Some books on feminism and women’s culture make me really psyched to be a lady. Some make me feel like a grumpy old stick in the mud, grousing about too-short skirts and a lack of self-respect among the younger generation. Unfortunately, Hope in a Jar belongs in the latter category.
I’m not trying to say that it’s an unnecessary or uninteresting book – it’s quite the opposite, actually. Hope in a Jar is a history of the American cosmetics industry “from the bottom up,” and Peiss takes pains to show how women and minorities actively participated in and shaped beauty culture and the cosmetics industry that grew out of it. It’s the first book to take this industry seriously by looking at it from this perspective; even better, Peiss is an American Studies scholar, so she does that thing where she tells you a lot about both her little slice of life and about its impact on American culture as a whole. Accordingly, Elizabeth Arden, Madame C.J. Walker and Mary Kay, among others, are portrayed as both intimately connected to the all-female networks, grassroots marketing strategies, and white-focused beauty standards developed in Americas beauty culture and savvy businesswomen who brought fresh ideas into American business culture. Therefore, after WWI, when the beauty business mushroomed (along with the rest of the economy) into a male-operated, mass-media behemoth, it was instrumental in bringing both female consumers and female businesswomen into the mass market, thus empowering women in the interwar economy.

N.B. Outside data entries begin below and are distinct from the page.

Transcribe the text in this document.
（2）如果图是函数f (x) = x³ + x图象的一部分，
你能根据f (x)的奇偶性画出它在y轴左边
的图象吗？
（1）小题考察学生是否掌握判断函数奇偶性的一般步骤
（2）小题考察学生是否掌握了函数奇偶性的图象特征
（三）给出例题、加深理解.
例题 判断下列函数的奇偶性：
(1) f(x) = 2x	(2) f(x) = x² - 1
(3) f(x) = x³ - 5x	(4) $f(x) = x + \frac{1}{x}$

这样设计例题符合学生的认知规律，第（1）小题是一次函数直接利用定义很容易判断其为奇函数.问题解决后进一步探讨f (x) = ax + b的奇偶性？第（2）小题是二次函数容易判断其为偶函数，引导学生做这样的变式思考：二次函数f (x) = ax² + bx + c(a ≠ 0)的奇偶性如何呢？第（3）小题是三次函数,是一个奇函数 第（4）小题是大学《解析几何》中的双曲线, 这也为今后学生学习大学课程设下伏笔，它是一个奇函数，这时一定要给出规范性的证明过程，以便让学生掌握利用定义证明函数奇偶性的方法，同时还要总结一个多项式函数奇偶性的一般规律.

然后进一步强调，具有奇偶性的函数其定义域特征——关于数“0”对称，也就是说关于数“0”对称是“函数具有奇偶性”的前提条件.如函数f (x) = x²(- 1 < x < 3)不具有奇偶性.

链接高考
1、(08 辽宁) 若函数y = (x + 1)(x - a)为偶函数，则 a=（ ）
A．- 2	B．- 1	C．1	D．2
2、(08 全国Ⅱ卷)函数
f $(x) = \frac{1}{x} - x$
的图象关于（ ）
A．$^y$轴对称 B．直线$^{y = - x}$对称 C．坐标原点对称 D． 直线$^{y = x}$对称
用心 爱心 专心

Women were also empowered in those interwar years by the application of makeup itself. Rather than succumb to sedate mass-market beauty prescriptions, women followed the lead of their favorite actresses and painted up; bobbed hair, short skirts, and rouged lips and cheeks defied authority and emphasized women’s sex appeal. How better to celebrate their new status as equals in the marketplace than by asserting their physical presence and personal autonomy?
Right. Here’s where my inner grump comes in: even if makeup can be seen as liberatory (which, hey, in the 1920s it probably was), it still focuses the attention on a woman’s body, on appearances, on sexuality. At the risk of sounding like a generation-late Andrea Dworkin or a watered-down Maureen Dowd, women are always already seen as sexualized bodies, so emphasizing those bodies isn’t particularly subversive. And anyway, the slide back from subversive subject to sexualized object is just too easy when both take the female body as their reference point.
But I digress. That kind of feminism definitely had its place, and Peiss’ book is good at exploring its empowering intersections with mainstream beauty culture.